もちろん最初から届出をしても問題はないのですが、開業したばかりは控えめに行動し、事態がよくわかってきてから導入してもよいとのことでした。
めちゃくちゃ勉強になりました。
開業前に購入したノートパソコンは経費にできないのか?
僕は1つ、開業する前に間違った行動をしました。
2018年1月1日付で開業届を出そうと思っているのですが、2017年の年末に新しくノートパソコンを購入したんです。
あ!と気づいたのであれば、記帳に慣れていますね。
そうです、購入時期が開業より前になってしまい、ノートパソコン代を経費として計上できないんです!
困りました…。
そこで、担当者さんに相談したところ以下の回答をもらいました。
開業費として、いろいろとひっくるめた料金を一律計上し、減価償却で処理すればいいですよ
減価償却とは、経費を複数年に分割する仕組みのこと。
相談時でもこのくらい教えてくれるので、入会し会員になった場合はもっとたくさん教えてくれそうです。
日々の記帳を代行してくれるサービスがある
各会によりさまざまな手法があるかと思うのですが、僕が相談に行った商工会では以下のような手順でした。
- 毎日の取引を日計表に記入し月に1度提出
- 商工会が会計ソフト(複式簿記)に入力
- 確定申告代行
これは、経理の知識がないひとや日々時間を捻出したい場合、大いに役立ちそうですよね。
僕もどうしようか悩みどころです。
開業届と青色申告の手順やアドバイス
商工会に相談したところ、開業届と青色申告の書類もいただけました。
▼正しい名称は以下のとおりです。
- 個人事業の開業届出書
- 所得税の青色申告承認申請書
基本的な書き方は裏面に載っていますが、わからない場合は相談にのってくれるとのことです。
どこまでも力強いですよね!
届出書の提出に関してアドバイスももらいましたよ。
届出書自体に控えがないため、記入したものをコピーします。そして、コピーしたものにも『税務署受付印』を押してもらいましょう。

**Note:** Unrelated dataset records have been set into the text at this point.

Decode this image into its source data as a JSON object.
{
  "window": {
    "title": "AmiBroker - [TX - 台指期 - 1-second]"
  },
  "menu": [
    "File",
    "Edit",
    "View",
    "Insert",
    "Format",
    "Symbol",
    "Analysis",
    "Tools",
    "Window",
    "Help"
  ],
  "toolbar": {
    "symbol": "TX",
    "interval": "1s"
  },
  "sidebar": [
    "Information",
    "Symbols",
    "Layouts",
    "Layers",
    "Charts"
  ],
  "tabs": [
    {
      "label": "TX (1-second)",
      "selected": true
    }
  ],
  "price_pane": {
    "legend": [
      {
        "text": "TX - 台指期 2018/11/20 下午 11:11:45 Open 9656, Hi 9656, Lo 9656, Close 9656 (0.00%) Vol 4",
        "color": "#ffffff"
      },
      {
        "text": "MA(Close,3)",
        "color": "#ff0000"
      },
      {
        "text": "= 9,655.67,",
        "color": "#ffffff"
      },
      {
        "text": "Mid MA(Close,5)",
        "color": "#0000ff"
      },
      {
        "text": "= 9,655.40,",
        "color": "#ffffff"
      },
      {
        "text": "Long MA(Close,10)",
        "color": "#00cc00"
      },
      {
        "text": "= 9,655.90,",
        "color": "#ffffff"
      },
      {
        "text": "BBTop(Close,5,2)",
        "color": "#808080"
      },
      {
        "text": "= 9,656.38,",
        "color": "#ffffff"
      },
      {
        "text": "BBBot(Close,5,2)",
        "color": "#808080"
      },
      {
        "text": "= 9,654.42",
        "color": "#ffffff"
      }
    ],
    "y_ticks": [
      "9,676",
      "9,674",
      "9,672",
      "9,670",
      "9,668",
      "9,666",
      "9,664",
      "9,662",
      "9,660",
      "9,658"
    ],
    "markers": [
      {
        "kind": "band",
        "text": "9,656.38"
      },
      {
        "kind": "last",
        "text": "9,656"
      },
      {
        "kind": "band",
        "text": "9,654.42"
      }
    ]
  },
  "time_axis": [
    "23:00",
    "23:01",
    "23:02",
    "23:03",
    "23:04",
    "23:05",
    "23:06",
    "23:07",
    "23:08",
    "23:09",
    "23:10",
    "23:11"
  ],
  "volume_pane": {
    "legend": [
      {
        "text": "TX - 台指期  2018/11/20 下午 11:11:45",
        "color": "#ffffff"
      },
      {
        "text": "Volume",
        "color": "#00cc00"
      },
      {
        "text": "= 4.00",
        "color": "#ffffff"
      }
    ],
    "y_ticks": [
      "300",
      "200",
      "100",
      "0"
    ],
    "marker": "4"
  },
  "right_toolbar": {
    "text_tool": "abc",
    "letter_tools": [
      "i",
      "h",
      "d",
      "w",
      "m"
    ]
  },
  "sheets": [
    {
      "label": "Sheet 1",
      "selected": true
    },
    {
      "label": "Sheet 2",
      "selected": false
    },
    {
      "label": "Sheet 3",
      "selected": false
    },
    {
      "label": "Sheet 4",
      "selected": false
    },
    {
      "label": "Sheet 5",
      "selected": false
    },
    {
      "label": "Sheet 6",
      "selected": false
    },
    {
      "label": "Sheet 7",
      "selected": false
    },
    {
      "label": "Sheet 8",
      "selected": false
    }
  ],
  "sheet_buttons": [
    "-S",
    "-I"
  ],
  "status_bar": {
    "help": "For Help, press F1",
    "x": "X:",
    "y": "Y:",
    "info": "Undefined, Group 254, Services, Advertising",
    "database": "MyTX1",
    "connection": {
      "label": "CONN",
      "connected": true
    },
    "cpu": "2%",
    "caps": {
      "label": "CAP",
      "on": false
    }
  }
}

これをすることにより、いつ届出をしたのかなどがわかるとのことです。
一生懸命に書いた届出書なので内容を覚えているかと思いきや、たった1枚のことなので多くのひとは忘れてしまうそうです。
このアドバイスは、商工会を使わないとしても覚えておきたいものですね。
さいごに
開業届や青色申告の届け出に関しては、自分で行わなければなりません。
でもそのまでの過程や、いざ開業したあとにわからなことがたくさんありますよね。
フリーランス仲間に聞いたり、インターネットで調べて自力で手続きをするのも手です。
そして今回の僕のように、商工会を頼ってもいいですよね。
ひとりで悩まず、まずは自分で行動できる範囲からスタートしてみてはいかがでしょうか。
きっと誰かが助けてくれますよ。